Fresh data out on Thursday showed that US economic growth slowed less than expected last quarter.
What does this mean?
Rate hikes are one of the main weapons the Federal Reserve (the Fed) has in its war on inflation, and it hasn’t been particularly shy about firing them off. But while the economy’s sustained some damage, it still managed to stay on its feet last quarter. After all, a key measure of consumer spending – which makes up the lion’s share of the economy – increased by just over 2%. That’s less than economists expected, sure, but growth is growth. Government spending took its biggest leap in almost two years too, and companies upped their inventories – all of which helped plug the gap left by plunging residential property investments and dwindling exports. On the whole, the news was good: the economy grew at an annualized pace of 2.9%, a slowdown from the previous quarter, but better than the 2.6% economists expected.
Why should I care?
The bigger picture: Time will tell.
There’s no denying that the economy showed pluck last quarter, but some pundits still think rate hikes haven’t had their full impact yet, and reckon they’ll knock the economy into a mild recession as the year wears on. That chimes with a recent survey by Bloomberg: it revealed that economists think the economy will shrink by 0.6% and 0.3% in the second and third quarters of this year – marking a technical recession.

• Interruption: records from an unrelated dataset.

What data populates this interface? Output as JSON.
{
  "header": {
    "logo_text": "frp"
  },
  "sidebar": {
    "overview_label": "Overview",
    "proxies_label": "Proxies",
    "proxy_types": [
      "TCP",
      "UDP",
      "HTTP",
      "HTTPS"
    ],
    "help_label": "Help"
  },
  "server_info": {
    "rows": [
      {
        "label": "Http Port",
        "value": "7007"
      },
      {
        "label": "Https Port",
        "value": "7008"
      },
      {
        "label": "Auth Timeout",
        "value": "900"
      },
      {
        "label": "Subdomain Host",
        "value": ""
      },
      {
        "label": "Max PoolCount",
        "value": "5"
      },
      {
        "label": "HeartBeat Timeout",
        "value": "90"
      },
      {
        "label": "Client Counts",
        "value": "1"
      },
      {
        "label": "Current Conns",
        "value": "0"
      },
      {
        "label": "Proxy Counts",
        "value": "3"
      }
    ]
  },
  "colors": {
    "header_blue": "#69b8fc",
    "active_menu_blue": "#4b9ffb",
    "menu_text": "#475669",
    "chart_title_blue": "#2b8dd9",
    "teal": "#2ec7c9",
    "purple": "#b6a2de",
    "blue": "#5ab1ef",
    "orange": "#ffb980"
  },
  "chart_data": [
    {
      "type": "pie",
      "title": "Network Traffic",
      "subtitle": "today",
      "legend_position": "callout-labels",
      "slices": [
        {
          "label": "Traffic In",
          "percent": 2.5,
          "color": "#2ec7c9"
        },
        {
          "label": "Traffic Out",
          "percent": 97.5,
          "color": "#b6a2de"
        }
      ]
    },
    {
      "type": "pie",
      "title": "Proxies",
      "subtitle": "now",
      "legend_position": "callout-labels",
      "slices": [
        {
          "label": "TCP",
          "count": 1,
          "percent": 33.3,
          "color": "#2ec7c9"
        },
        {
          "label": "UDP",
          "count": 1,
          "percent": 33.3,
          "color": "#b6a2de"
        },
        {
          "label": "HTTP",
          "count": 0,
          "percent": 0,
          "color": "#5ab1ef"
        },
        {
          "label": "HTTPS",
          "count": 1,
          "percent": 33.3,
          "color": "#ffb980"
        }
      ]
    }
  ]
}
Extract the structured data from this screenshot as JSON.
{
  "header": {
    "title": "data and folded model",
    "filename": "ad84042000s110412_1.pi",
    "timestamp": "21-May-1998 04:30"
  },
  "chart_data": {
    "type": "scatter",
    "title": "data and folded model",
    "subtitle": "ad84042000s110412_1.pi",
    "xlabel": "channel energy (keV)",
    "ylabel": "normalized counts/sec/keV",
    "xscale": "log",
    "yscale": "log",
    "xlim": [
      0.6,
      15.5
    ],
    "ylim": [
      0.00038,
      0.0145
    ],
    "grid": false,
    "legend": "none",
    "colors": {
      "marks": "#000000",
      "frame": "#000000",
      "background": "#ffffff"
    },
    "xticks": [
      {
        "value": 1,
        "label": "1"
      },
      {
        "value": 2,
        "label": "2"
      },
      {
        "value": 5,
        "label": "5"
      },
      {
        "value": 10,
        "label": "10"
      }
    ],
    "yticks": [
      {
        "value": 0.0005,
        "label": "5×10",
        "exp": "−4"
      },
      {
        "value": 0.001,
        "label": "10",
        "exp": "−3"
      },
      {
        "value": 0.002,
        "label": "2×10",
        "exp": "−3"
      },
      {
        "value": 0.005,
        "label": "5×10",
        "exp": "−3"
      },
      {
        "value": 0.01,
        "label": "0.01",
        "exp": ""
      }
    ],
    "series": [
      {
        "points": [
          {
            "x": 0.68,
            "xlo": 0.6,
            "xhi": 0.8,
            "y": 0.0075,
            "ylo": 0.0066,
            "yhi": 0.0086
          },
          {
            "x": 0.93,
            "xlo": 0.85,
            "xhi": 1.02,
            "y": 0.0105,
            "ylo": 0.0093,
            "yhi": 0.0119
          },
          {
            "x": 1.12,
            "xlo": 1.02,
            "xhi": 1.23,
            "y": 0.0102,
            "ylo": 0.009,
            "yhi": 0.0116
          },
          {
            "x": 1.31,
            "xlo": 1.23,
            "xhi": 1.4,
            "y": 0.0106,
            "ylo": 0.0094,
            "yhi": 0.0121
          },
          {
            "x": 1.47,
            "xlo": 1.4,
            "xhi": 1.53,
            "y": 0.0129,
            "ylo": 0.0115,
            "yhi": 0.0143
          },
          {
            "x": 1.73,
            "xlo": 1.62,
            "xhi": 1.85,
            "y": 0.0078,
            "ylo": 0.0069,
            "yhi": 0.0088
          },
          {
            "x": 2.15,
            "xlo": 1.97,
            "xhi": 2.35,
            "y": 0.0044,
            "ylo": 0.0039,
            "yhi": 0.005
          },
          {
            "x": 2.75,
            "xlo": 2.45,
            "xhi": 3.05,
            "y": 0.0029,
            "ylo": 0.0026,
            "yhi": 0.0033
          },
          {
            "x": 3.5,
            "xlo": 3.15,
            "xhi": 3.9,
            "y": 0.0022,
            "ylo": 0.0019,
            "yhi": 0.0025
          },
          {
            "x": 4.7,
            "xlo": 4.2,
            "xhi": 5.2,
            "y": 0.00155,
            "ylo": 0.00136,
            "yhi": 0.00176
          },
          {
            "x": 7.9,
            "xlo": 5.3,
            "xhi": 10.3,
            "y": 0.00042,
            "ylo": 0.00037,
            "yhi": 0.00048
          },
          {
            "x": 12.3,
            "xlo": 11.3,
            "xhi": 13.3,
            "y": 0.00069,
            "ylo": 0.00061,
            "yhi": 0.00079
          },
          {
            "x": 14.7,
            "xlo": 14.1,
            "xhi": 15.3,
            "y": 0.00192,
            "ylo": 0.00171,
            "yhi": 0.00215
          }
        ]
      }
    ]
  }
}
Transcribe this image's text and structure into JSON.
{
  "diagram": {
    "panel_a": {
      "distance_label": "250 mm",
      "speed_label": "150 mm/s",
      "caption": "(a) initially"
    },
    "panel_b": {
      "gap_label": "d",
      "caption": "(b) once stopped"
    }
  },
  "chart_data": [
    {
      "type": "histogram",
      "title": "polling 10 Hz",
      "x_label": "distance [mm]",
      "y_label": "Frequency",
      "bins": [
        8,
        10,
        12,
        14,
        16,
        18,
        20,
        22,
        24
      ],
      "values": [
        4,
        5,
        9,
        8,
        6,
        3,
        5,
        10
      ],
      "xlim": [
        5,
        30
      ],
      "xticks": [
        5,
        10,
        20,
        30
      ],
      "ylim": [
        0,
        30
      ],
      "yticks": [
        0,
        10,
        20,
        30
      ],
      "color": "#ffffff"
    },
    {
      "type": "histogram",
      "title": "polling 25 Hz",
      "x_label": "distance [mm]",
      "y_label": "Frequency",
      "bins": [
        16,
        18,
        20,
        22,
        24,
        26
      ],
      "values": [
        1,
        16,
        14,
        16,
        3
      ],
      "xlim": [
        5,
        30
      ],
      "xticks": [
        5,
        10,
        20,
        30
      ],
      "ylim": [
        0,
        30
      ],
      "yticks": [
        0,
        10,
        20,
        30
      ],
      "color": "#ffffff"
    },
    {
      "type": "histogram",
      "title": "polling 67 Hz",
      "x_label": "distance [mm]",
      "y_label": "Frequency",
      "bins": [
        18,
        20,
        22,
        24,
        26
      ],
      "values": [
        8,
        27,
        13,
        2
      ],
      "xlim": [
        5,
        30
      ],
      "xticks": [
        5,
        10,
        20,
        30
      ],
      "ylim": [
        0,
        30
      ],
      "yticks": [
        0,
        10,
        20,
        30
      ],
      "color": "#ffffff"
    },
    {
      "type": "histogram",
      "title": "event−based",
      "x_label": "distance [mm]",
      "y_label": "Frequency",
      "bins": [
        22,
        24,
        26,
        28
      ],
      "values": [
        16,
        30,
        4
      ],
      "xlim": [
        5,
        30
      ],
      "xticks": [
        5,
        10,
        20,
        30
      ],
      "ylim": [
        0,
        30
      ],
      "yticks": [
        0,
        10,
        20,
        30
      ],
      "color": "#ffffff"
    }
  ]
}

Zooming out: Deny all knowledge.
The Fed isn’t done yet: the central bank’s widely expected to hike rates by 0.25 percentage points next week, and eventually bring rates to 5% and hold them there for a while. But while economists are already sounding the recession alarm, the central bank insists a good old “soft landing” is still a possibility. At any rate, there’s no guarantee it’ll fess up if things do take a turn: it kept mum when a technical recession set in last year, after all.